February 12, 2010
 

CBOT Corn Outlook on Friday: Lower on dollar strength, China concerns

 

 
Chicago Board of Trade corn futures are expected to open 2 to 3 cents lower Friday following overnight losses amid concerns about world demand.

 

Overnight, CBOT corn prices fell, pressured by a sharp rise in the U.S. dollar following China's central bank move to raise the reserve requirement ratio for banks. Tighter restrictions on reserves adds to recent moves by the Asian nation to start to limit credit. That makes it more difficult for importers to buy commodities.

 

March corn fell 3 cents lower at US$3.60 1/4 a bushel.

 

Commodities in general were weaker because of the dollar strength and the moves by China. The Chinese action comes just ahead of their Lunar New Year's holiday. Next week much of the country will shut down to celebrate the holiday.

 

Don Roose, president of U.S. Commodities in Des Moines, added that economic problems in the European Union, highlighted by Greece's woes, are adding to the negative environment, as they steer more investors to the dollar.

 

Headed into Friday's trade the market had climbed modestly each day this week. The rally has been supported by tighter basis, or the difference between cash and futures prices, due to farmers' reluctance to sell.

 

"What we've been trying to do is entice grain away from the producer," Roose said.

 

Fundamentally, large supplies and unremarkable export demand are limiting the upside, traders say.

 

U.S. Department of Agriculture said corn export sales for the week ended Feb. 11 were 743,200 metric tonnes for the 2009-10 marketing year and 6,900 metric tonnes for the 2010-11 marketing year. That is within trade expectations of 650,000 to 900,000 tonnes for both years combined.

 

USDA released the export sales one day later than usual because the federal government was closed for much of this week after record snow storms hit the capital.

 

Sales for the current marketing year were down 20% from the previous week and 21% from the four-week average. South Korea and Japan were the biggest buyers.

 

Traders and analysts add that with the market closed Monday for the Presidents Day, there will likely be evening of positions Friday, and reluctance to take on any new risky positions.

 

The next downside price objective for the bears is to push and close prices below solid technical support at last week's low of US$3.47 1/2 a bushel, a technical analyst said.

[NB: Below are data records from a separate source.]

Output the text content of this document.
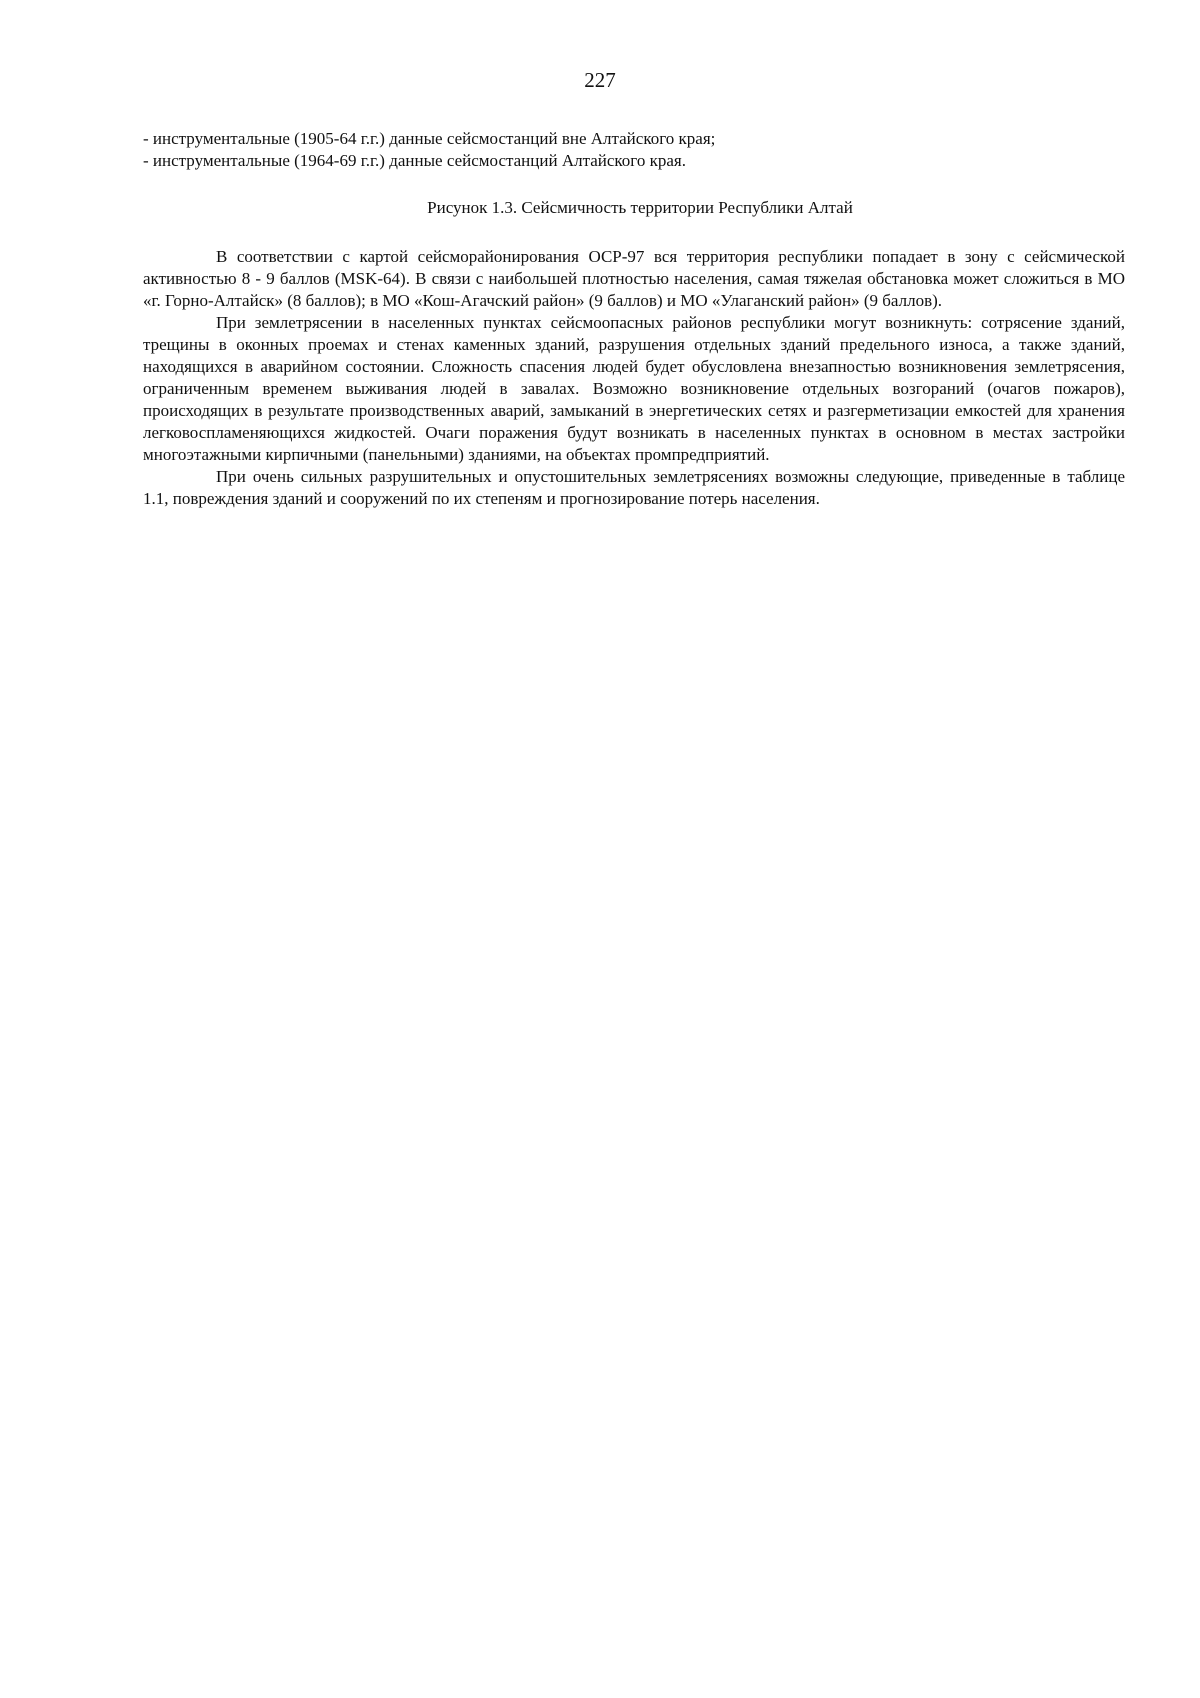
227

- инструментальные (1905-64 г.г.) данные сейсмостанций вне Алтайского края;

- инструментальные (1964-69 г.г.) данные сейсмостанций Алтайского края.

Рисунок 1.3. Сейсмичность территории Республики Алтай

В соответствии с картой сейсморайонирования ОСР-97 вся территория республики попадает в зону с сейсмической активностью 8 - 9 баллов (MSK-64). В связи с наибольшей плотностью населения, самая тяжелая обстановка может сложиться в МО «г. Горно-Алтайск» (8 баллов); в МО «Кош-Агачский район» (9 баллов) и МО «Улаганский район» (9 баллов).

При землетрясении в населенных пунктах сейсмоопасных районов республики могут возникнуть: сотрясение зданий, трещины в оконных проемах и стенах каменных зданий, разрушения отдельных зданий предельного износа, а также зданий, находящихся в аварийном состоянии. Сложность спасения людей будет обусловлена внезапностью возникновения землетрясения, ограниченным временем выживания людей в завалах. Возможно возникновение отдельных возгораний (очагов пожаров), происходящих в результате производственных аварий, замыканий в энергетических сетях и разгерметизации емкостей для хранения легковоспламеняющихся жидкостей. Очаги поражения будут возникать в населенных пунктах в основном в местах застройки многоэтажными кирпичными (панельными) зданиями, на объектах промпредприятий.

При очень сильных разрушительных и опустошительных землетрясениях возможны следующие, приведенные в таблице 1.1, повреждения зданий и сооружений по их степеням и прогнозирование потерь населения.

Bulls' next upside price objective is to push prices above solid technical resistance at last week's high of US$3.68 1/4 a bushel.

 

First resistance for March corn is seen at this week's high of US$3.65 1/2 and then at US$3.68 1/4, the technical analyst said. First support is seen at Thursday's low of US$3.59 1/2 and then at US$3.55 1/4.

 

Farm Futures said in a morning commentary that a close below US$3.60 would suggest "seasonal consolidation, rather than any new uptrend."